A Single 60 mg Dose of Denosumab Might Improve Hepatic Insulin Sensitivity in Postmenopausal Nondiabetic Severe Osteoporotic Women

1Endocrinology and Diabetology Unit, IRCCS Policlinico San Donato, 20097 San Donato Milanese, Italy
2Endocrinology and Diabetology Unit, Department of Biomedical Sciences for Health, University of Milan, IRCCS Policlinico San Donato, 20097 San Donato Milanese, Italy
3Clinical Laboratory, IRCCS Policlinico San Donato, 20097 San Donato Milanese, Italy

Received 8 December 2014; Revised 9 March 2015; Accepted 11 March 2015

Academic Editor: Javier Salvador

Copyright © 2015 Elena Passeri et al. This is an open access article distributed under the Creative Commons Attribution License, which permits unrestricted use, distribution, and reproduction in any medium, provided the original work is properly cited.


Background. The RANKL/RANK/OPG signaling pathway is crucial for the regulation of osteoclast activity and bone resorption being activated in osteoporosis. The pathway has been also suggested to influence glucose metabolism as observed in chronic low inflammation. Aim.

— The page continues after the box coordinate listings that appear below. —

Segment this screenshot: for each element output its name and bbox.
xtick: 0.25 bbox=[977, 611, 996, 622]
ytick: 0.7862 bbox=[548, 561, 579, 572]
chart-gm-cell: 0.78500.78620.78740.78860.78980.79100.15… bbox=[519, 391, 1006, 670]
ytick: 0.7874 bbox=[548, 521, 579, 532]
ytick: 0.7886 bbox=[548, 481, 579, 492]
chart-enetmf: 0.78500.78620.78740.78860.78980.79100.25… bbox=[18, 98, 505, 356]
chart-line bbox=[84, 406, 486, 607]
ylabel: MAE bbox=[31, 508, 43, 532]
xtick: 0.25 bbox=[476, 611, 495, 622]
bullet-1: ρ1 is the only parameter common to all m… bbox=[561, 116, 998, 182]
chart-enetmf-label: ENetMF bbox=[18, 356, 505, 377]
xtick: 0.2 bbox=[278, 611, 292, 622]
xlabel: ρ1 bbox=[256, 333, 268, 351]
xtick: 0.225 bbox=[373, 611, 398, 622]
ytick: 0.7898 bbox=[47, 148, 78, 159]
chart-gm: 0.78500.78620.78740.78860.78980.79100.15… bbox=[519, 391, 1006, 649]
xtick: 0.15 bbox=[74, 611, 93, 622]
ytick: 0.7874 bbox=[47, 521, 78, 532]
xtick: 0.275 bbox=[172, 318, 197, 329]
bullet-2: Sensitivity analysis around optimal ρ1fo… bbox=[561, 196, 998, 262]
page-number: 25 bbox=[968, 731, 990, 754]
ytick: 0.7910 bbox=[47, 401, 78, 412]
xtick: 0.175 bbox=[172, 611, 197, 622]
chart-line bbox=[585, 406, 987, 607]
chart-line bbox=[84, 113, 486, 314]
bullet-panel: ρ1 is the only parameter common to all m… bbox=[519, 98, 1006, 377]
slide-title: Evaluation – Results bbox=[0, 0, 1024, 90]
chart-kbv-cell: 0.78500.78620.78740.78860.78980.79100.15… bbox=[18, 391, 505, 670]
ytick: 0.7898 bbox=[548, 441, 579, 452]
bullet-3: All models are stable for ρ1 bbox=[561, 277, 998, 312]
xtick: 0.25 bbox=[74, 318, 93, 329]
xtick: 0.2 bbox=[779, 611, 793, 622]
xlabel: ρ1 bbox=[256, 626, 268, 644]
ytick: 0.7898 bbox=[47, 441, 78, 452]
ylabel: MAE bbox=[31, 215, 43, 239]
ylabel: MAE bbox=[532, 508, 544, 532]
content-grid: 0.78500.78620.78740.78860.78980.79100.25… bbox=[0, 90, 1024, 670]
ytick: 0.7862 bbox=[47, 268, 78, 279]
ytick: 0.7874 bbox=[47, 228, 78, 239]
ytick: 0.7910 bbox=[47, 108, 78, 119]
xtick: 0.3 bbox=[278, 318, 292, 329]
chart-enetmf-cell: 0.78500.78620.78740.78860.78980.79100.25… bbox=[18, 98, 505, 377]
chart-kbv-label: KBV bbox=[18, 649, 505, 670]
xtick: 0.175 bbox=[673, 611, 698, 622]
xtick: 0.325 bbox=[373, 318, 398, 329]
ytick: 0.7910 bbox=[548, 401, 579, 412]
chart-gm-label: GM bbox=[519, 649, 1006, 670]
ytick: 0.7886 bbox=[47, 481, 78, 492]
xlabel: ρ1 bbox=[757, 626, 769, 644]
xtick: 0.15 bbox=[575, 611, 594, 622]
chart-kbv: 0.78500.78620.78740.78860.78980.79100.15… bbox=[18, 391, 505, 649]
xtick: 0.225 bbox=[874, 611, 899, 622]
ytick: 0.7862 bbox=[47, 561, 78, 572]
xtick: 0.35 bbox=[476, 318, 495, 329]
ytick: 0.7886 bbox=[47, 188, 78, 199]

To test whether systemic blockage of RANKL by the monoclonal antibody denosumab influences glucose metabolism in osteoporotic women. Study Design. This is a prospective study on the effect of a subcutaneously injected single 60 mg dose of denosumab in 14 postmenopausal severe osteoporotic nondiabetic women evaluated at baseline and 4 and 12 weeks after their first injection by an oral glucose tolerance test. Results. A single 60 mg dose of denosumab efficiently inhibited serum alkaline phosphatase while it did not exert any significant variation in fasting glucose, insulin, or HOMA-IR at both 4 and 12 weeks. No changes could be detected in glucose response to the glucose load, Matsuda Index, or insulinogenic index. Nonetheless, 60 mg denosumab induced a significant reduction in the hepatic insulin resistance index at 4 weeks and in HbA1c levels at 12 weeks. Conclusions. A single 60 mg dose of denosumab might positively affect hepatic insulin sensitivity though it does not induce clinical evident glucose metabolic disruption in nondiabetic patients.